Ethiopiaid
- Founded: November 8, 1989
- Founder: Sir Alec Reed
- Type: Fundraising and education
- Focus: Increase access to education, improve maternal health care, increase opportunities for women & girls, support health and welfare for vulnerable people
- Location: PO Box 5168, Bath, BA1 0RR.;
- Region served: Ethiopia
- Method: Fundraising and support for local partners in Ethiopia
- Key people: Alexandra Chapman, Chair of Trustees,; Anna Lord, CEO;
- Revenue: £2,438,872 (2024)
- Employees: 10
- Volunteers: 0
- Website: ethiopiaid.org.uk

= Ethiopiaid =

UK charity focused on Ethiopia

Ethiopiaid is a UK-registered charity that generates public funding for local charity partners in Ethiopia. It supports organisations who work in poverty reduction, healthcare, empowerment of women & girls, elder support, children with disabilities, and educational access.

== History ==
Ethiopiaid was founded in 1989 by Alec Reed. Reed is the founder of Reed (Company) along with several international charities and charitable website the Big Give. Sir Alec established the charity after a visit to Ethiopia in the late 1980s.

== Fundraising ==
Ethiopiaid raises money through regular postal campaigns, containing updates on partner development and opportunities to support their work.

Ethiopiaid describes itself as non-political and non-religious, funding its work almost entirely through private donations rather than government grants. The organization's fundraising strategy focuses heavily on securing income from a variety of individual and private sources, including regular giving programs, direct mail appeals, legacy donations, and community fundraising events. Financial reports indicate that the charity actively invests a portion of its income into awareness and support campaigns to grow its donor network, operating on the principle that increased investment in fundraising ultimately channels more total funds back to projects in Ethiopia. This approach allows the charity flexibility in how it allocates resources to local partners working on maternal health, education, and poverty reduction programs across the country.

== Operations ==
Ethiopiaid raises funds for local Ethiopian charities and works through long-term partnerships rather than individual projects
The organisation is headquartered in Bath, England.
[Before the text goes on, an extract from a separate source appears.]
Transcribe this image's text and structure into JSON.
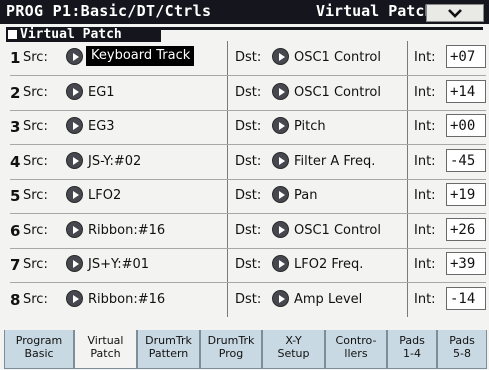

The UK office is run by a team of ten.

For the financial year ending December 2024, the charity reported income of £2.4m and expenditure of £2.6m, of which £1.9m was spent directly on charitable activities.

===Women & girls===
Ethiopiaid partners with local organisations that provide support and opportunities for women and girls. Through their projects, they raise awareness of the dangers of FGM, child marriage and provide free screenings and treatments for cervical cancer.

===Maternal health===
Ethiopiaid partners with local organisations who provide life-saving maternal healthcare and support for women across Ethiopia. Through their projects, they are:

Improving access to maternal healthcare and supporting women to make informed decisions about their own health. Ensuring women have access to antenatal care, trained midwives during childbirth, and care and support post-birth. Working to prevent and treat childbirth injuries such as obstetric fistula. Helping women make informed choices about their future through access to sexual and reproductive health services.

=== Poverty reduction ===
Ethiopiaid's partners seek to relieve poverty by working with local Ethiopian organisations, including Support for Children, Women and Older People (SCWOP), which provides food, clothing, medicine and house repairs to elderly people living in poverty.

=== Education ===
Hope Enterprises University College opened in 2012 as Ethiopia's first non-profit liberal arts university college; Ethiopiaid has supported the college since inception. Hope Enterprises seeks to advance education in Ethiopia by giving citizens the knowledge and expertise needed to work themselves out of poverty.

=== Disability ===

Ethiopiaid works with Cheshire Services in Addis Ababa to help disabled children and adults.

=== Emergency funding ===
Ethiopiaid's emergency fund enables the charity to respond quickly during times of crisis and avoid delays to the provision of assistance whilst a public fundraising appeal is launched.

Ethiopiaid also helps to support long-term recovery. Once the emergency has passed and international agencies have moved on, Ethiopiaid's Emergency and Recovery Fund offers support to affected communities to help them rebuild their lives and strengthen their resilience to future crises.